The summer after Cadence Dixon graduated from Belpre High School, he got a taste of life without clear direction.

He didn’t like it.

“In my junior and senior years in high school, I got really lazy. I wasn’t involved in things like sports,” Dixon said. After finishing school in 2018, he worked a few minimum wage jobs.

“One day I got on the scale and saw I weighed 260 pounds,” he said. Dixon, 20, is about 5-feet, 8-inches tall.

He had been thinking for a couple of years about enlisting in the Air Force, in part thanks to the influence of an uncle, Brian Dixon, who was a career man in the service, a chief master sergeant.

“My uncle had persuaded me to think about it. He was traveling a lot and came for a visit. I was way, way overweight, and he was really dismayed and upset with the choices I had made,” Dixon said. “I always looked up to him because he seemed to be doing something bigger than himself.”

Dixon crossed paths with Staff Sgt. Tyler Markcum in October 2018. To meet the minimum physical requirements, he would have to trim down to 175 pounds.

He did it in six months.

“He is the most motivated person I have ever seen when it comes to weight loss,” Markcum said, sitting with Dixon in the Parkersburg recruiting office Tuesday afternoon. Dixon, now an Airman First Class, was doing some assistance duty in the office before shipping out to Elmendorf Air Force Base in Anchorage, Alaska, his first assignment following basic training.

Markcum said weight problems are among the primary obstacles for people seeking entry to the Air Force, and he offers them advice on how to slim down, but he’s never seen anyone who accomplished what Dixon has done.

Following Markcum’s advice, he began by controlling his diet, which he said was 5,000 calories a day of unhealthy junk. He reduced it to 1,500 calories a day of healthy food and began dropping weight. After two months of allowing his body to adjust, he began working out. Starting with three days a week with 25-pound dumbbells, he worked his way up.

“Even that cut me down and toned me, and I began high-intensity training, six days, I started running, that really accelerated the weight loss,” Dixon said. He lived with his grandparents in Guysville at the time, he said, and began running four or five miles a day on the highway.

“I got to 180 pounds and just stopped losing weight. I was still five pounds too heavy,” he said.

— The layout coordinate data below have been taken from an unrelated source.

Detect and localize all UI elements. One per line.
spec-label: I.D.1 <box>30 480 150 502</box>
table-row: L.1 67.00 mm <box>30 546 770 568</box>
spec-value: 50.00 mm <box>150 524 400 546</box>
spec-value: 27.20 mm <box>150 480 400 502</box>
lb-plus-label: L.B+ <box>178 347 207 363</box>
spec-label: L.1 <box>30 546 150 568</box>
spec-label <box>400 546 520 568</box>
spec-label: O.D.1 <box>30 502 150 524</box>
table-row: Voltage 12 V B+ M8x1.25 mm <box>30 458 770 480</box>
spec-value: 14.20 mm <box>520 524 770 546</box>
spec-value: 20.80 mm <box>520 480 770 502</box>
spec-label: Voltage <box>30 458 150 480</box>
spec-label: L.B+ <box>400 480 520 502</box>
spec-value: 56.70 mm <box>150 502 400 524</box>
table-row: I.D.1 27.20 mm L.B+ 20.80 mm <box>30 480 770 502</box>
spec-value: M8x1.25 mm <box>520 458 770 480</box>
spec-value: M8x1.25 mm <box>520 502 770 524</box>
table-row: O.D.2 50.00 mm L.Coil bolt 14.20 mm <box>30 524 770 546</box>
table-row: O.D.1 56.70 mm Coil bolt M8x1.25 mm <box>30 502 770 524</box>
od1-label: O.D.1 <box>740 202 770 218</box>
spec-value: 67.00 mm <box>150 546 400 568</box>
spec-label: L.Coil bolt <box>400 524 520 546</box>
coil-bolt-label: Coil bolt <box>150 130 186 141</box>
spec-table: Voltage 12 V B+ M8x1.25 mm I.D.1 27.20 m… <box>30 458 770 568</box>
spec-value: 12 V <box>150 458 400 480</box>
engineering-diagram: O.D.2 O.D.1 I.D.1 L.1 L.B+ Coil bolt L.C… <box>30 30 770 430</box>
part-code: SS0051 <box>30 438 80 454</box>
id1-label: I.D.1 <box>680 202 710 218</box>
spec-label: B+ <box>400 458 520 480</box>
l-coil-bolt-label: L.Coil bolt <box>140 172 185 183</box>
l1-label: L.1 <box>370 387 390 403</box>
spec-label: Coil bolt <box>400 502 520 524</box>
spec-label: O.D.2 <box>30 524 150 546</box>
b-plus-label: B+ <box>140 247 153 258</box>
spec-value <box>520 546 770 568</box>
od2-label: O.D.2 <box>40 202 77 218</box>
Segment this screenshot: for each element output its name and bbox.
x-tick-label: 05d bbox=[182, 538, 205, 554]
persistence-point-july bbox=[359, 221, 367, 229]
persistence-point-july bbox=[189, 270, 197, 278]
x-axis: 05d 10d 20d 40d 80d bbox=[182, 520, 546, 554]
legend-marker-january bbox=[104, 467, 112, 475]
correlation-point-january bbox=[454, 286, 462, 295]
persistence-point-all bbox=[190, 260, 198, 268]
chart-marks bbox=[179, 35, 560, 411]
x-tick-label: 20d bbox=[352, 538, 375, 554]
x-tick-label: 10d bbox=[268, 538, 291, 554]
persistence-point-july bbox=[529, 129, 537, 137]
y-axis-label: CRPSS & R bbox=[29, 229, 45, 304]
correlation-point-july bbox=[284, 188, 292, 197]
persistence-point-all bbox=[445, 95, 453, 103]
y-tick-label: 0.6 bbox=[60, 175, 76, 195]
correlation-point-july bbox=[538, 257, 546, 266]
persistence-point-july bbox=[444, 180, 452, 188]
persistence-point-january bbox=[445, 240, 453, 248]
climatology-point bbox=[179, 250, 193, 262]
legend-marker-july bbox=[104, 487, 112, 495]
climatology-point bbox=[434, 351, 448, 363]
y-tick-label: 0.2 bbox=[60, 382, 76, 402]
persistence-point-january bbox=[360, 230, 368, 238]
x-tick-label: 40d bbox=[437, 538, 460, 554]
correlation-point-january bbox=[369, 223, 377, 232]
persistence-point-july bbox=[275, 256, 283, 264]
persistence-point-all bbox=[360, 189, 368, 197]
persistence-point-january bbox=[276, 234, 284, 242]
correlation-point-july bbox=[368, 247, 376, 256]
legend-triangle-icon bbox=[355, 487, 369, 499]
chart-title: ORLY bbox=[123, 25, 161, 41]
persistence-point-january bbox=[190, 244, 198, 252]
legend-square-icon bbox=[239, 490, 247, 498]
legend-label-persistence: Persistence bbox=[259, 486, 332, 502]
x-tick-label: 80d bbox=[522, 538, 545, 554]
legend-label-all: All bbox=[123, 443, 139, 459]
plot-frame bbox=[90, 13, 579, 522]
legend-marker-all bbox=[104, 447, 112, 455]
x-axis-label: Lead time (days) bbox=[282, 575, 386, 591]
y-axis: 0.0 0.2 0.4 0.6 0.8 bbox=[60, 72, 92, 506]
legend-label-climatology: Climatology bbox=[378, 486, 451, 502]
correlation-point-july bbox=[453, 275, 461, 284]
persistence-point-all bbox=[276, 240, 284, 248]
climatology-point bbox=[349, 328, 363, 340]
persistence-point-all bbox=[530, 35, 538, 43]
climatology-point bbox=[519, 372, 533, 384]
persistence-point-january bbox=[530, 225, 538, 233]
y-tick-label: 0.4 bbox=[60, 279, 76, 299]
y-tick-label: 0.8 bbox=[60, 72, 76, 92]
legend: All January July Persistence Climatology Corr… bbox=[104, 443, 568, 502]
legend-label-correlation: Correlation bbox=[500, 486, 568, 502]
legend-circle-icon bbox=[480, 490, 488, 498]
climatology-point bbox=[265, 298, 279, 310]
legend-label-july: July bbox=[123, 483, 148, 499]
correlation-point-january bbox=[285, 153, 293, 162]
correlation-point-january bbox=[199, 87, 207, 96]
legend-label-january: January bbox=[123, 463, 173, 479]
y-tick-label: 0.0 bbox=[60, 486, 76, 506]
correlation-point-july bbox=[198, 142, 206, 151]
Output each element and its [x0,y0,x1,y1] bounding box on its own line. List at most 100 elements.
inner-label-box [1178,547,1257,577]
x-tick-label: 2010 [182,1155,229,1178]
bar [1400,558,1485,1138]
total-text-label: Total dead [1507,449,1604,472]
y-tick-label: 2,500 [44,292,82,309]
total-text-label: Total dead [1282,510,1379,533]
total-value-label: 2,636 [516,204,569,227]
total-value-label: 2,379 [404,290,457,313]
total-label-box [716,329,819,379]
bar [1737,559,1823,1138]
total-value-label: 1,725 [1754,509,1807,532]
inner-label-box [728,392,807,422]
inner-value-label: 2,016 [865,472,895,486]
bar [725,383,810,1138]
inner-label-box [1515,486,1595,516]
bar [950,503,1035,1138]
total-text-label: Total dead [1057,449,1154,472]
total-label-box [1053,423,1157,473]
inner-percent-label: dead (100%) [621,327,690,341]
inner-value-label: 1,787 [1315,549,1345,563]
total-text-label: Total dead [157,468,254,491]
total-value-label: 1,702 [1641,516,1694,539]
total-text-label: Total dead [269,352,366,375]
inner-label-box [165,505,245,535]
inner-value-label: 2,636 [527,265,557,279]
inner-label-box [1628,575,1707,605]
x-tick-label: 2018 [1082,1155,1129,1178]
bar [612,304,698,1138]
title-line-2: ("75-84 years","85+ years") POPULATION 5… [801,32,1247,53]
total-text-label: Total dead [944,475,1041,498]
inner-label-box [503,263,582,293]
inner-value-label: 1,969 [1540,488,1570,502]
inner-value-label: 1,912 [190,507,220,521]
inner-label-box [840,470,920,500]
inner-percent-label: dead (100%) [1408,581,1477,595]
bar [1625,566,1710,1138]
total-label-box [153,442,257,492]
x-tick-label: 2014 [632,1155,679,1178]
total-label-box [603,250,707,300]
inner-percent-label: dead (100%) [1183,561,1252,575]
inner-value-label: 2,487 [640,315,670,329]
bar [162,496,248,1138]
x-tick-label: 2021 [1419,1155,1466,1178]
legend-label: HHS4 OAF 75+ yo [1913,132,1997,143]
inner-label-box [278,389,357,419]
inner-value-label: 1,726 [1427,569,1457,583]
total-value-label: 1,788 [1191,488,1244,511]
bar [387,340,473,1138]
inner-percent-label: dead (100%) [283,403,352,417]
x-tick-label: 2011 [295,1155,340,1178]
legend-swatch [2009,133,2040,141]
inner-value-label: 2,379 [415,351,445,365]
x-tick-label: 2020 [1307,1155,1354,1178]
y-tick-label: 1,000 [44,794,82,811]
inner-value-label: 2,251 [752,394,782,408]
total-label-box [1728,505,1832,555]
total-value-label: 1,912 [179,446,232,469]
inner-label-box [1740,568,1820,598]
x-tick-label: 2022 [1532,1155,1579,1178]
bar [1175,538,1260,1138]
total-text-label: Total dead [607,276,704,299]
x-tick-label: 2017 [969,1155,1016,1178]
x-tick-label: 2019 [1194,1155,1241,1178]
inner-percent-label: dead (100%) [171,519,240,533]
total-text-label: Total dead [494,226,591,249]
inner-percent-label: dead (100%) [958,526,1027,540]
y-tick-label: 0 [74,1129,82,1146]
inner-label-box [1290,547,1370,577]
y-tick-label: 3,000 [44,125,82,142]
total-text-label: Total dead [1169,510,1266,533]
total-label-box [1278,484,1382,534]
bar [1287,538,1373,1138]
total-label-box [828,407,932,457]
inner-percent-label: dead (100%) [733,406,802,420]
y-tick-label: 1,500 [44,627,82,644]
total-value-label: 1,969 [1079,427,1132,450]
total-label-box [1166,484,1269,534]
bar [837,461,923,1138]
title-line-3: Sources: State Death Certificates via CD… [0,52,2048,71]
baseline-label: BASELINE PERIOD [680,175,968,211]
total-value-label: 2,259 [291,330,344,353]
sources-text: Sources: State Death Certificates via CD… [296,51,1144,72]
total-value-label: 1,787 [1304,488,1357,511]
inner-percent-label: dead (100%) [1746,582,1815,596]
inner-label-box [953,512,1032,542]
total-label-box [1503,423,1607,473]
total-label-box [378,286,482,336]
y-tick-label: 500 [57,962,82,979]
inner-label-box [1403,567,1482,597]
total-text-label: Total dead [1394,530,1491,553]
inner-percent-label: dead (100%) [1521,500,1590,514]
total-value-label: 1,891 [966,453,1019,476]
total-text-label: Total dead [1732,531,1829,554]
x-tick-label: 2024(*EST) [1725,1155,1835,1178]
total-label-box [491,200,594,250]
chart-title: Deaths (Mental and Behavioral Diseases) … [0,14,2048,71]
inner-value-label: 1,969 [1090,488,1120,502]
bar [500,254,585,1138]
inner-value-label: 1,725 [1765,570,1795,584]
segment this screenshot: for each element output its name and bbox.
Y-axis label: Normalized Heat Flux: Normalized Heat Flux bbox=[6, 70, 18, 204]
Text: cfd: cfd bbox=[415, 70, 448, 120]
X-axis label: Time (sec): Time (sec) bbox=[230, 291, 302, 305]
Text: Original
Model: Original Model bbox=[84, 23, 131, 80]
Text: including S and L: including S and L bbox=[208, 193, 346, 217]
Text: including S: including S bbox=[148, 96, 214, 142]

Markcum recommended that he ditch yogurt and cheese, substituting more chicken, fish and vegetables. “It came right off,” he said. “It’s amazing how your body responds.”

When he enlisted, he hit the scales at 166 pounds.

It was a challenge, he said, but his memory of being athletic in the early years of high school coupled with his uncle’s expectations kept him going.

“The motivation for it was crazy, some weeks I dropped five or seven pounds, those were the toughest but most rewarding weeks I ever had,” he said.

Markcum said he sees weight as an increasing issue for prospective recruits.

“I have a simple routine, they just have to follow it, you have to give up things you just don’t want to give up,” he said. But he finds that those who accomplish that are some of the best.

“I prefer recruits who have to meet challenges. It shows motivation,” he said. “I’ve noticed that as time goes along, we see people who more and more seek instant gratification, it’s the information age, we want to get it right now. To get into the Air Force, it takes five or six months, they lose interest. Cadence, he lost all that weight, he never lost interest.”

“I’ll never go over 180 again in my life,” Dixon said. “I just will not.”

Markcum views every recruit as a success in the making.

“We’re not here to twist arms to get people to join, we want people who actually want to join,” he said. “When they come out, I would say there is no version of that person who is not better off for having been through it.”